In this study, only one of the positive T. gondii amplicons was sequenced and had 100% nucleotide similarity with T. gondii isolates. Sequencing of the other four PCR T. gondii-positive samples was not successful, which could be explained by the small amount of T. gondii DNA in the samples. It can be concluded that, although the results of the current study indicated a low risk of T. gondii and N. caninum infection among rodents of this district, the infection could be much more widespread in animals; the prevalence might be underestimated due to low DNA concentrations in samples. In addition, only a few cases of Toxoplasma infection might develop into clinical lesions. Moreover, we must be cautious about the interpretation of our results, as different studies have used different genetic markers to detection T. gondii and N. caninum infection and these markers have different power to detection parasite.
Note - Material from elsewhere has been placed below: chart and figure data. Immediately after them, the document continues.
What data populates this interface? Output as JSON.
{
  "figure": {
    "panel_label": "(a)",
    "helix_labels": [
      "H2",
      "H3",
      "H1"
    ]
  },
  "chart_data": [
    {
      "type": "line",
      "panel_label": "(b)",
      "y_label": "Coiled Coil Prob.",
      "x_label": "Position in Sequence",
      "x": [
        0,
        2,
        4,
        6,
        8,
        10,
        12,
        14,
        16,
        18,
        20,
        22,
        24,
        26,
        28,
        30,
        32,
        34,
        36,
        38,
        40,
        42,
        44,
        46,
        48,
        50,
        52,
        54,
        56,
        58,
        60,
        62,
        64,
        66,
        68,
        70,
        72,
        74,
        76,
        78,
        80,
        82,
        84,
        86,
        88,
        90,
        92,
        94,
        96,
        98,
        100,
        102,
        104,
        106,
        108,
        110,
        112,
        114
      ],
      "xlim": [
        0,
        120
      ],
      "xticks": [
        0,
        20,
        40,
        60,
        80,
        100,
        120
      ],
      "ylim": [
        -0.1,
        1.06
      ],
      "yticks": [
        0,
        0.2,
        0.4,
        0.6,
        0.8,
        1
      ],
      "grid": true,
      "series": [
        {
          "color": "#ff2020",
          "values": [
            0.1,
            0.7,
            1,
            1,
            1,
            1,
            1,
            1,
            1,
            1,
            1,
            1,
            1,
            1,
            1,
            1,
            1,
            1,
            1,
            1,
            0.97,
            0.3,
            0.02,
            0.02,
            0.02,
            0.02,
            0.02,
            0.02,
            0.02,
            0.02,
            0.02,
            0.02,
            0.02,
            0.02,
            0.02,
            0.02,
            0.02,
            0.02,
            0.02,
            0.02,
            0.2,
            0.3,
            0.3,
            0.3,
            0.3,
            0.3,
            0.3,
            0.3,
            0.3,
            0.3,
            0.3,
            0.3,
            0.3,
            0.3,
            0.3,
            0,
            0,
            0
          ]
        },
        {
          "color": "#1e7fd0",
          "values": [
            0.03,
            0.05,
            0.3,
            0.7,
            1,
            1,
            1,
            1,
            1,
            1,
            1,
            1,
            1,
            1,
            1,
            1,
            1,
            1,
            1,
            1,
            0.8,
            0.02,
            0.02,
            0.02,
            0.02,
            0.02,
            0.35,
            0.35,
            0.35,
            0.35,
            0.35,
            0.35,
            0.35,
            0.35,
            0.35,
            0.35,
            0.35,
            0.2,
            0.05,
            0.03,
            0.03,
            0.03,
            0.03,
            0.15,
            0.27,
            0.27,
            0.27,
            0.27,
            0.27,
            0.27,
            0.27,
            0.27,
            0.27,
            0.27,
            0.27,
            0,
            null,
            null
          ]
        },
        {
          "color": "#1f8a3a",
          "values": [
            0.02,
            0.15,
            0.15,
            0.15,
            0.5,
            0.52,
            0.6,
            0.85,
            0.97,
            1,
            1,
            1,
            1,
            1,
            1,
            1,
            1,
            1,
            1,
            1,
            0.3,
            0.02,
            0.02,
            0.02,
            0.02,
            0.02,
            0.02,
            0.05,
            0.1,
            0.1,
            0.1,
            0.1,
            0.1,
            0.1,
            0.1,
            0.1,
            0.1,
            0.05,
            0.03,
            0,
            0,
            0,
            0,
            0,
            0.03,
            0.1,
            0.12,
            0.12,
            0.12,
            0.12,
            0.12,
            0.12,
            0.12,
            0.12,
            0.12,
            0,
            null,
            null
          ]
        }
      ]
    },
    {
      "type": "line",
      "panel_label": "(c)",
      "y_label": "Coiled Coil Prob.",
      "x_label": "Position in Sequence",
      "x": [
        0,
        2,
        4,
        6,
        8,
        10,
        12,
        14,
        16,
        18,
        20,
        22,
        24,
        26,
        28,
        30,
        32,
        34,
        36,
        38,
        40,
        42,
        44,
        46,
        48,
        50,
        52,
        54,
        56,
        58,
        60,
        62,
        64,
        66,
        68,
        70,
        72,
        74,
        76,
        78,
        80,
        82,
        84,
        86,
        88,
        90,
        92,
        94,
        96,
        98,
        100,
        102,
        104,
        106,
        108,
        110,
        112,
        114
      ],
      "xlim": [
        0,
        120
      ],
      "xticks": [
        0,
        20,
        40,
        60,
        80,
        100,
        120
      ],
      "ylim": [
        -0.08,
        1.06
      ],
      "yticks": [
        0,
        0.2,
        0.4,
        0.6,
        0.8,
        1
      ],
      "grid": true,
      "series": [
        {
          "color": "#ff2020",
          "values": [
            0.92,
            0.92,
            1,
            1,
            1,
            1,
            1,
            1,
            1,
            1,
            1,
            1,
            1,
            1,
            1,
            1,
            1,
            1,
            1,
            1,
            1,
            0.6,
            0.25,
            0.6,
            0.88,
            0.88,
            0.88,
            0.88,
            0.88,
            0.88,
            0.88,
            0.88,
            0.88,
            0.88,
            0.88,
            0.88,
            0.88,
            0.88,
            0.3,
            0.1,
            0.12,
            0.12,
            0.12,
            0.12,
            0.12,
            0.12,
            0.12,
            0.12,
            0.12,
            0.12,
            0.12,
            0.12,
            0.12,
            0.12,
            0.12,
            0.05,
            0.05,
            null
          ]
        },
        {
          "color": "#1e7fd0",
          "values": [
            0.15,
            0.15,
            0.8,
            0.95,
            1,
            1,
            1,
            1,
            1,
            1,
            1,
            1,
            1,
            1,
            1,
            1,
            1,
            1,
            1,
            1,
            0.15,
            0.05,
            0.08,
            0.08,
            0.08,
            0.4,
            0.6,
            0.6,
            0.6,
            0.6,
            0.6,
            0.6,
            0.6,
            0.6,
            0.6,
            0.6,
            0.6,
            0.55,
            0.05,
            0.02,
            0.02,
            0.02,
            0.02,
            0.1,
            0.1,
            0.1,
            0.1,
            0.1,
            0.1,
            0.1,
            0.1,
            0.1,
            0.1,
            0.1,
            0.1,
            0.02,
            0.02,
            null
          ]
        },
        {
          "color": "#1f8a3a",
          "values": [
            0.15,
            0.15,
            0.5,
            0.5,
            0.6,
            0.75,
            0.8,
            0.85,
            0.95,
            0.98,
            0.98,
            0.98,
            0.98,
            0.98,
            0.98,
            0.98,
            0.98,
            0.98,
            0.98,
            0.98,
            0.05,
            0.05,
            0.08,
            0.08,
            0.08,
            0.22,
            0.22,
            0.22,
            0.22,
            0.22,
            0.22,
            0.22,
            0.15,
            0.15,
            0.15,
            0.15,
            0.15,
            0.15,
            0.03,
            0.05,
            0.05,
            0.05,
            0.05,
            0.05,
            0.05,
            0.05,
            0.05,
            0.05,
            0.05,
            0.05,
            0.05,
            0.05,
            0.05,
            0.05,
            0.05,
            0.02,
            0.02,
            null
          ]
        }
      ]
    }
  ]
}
Rodent plays an important role in the life cycle of T. gondii and N. caninum because they are generally preyed by domestic and feral cats and dogs hence can spread the parasite to humans and other animals. Besides, hunting and eating of rodents by man as an ancient practice in some nations increased the risk of acquiring zoonotic diseases such as toxoplasmosis and neosporiasis.28 However, to the best of the authors’ knowledge, this research is the first study of Toxoplasma and Neospora prevalence in rodents in the Meshgin-Shahr District. Further research is needed to understand the role of these rodent species in the epidemiology of such protozoan pathogens to humans and livestock in this area. In addition, we recommend evaluating other molecular markers for the detection of T. gondii and N. caninum infection in rodent.